Anyway, he’s also fairly literary, so he touches upon folklore elements quite a bit, usually as allusions woven into more real-world tales.

“Bone of Song” comes from his excellent, fairly quiet 2003 album Hello Starling.  I think it’s a great way to kick off the blog because it’s not rooted in any one mythology, but goes straight to the heart of the idea of music as the product of some almost divine force in the universe, as something much bigger than ourselves.

In the song, the narrator finds a bone in the roots of a tree.
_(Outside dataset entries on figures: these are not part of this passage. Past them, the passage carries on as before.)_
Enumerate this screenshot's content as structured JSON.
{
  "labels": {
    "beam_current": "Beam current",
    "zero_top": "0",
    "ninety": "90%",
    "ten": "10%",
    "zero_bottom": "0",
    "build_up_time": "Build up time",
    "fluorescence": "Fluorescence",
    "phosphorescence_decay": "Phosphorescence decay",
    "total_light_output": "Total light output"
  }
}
Upon closer examination, etchings and engravings on the bone reveal its special nature:

I ran my palm along them and I heard
lucky are you who finds me in the wilderness
I am the only unquiet ghost that does not seek rest
the words on the bone of song were close and small
and though their tongues were dead I found I knew them all
in the hieroglyphs of quills and quatrain lines
Osiris—the fall of Troy—Auld Lang Syne
Kathleen Mauvoreen—Magnificat—Your Cheatin’ Heart
the chords of a covenant king singing for the Ark

All the great tales and songs, linked together and created via the same animating creative spirit.  I love that “unquiet ghost” line and, to me, “chords of a covenant king singing for the Ark” (above and beyond its killer alliteration) evokes Leonard Cohen’s too-much-covered “Hallelujah.”  And since we’re on Cohen, the whole song also brings to mind Cohen’s “Tower of Song,” in which Cohen envisions himself living in a tower many, many floors below luminaries like Hank Williams.

Interestingly, Ritter goes even further into the idea of the song as being larger than the artist when his narrator examines the bone further and finds:

a blessing written older than the rest
it said leave me here I care not for wealth or fame
I’ll remember your song – but I’ll forget your name
the words that I sang blew off like the leaves in the wind
and perched like birds in the branches before landing on the bone again

As my old “Introduction to Poetry” teacher used to say, “That’s good stuff!”  It seems to play a little bit with the idea of the Aeolian Harp, which makes music when the wind blows across its strings. Only in this case, the harp plays the narrator as much as the narrator plays the harp.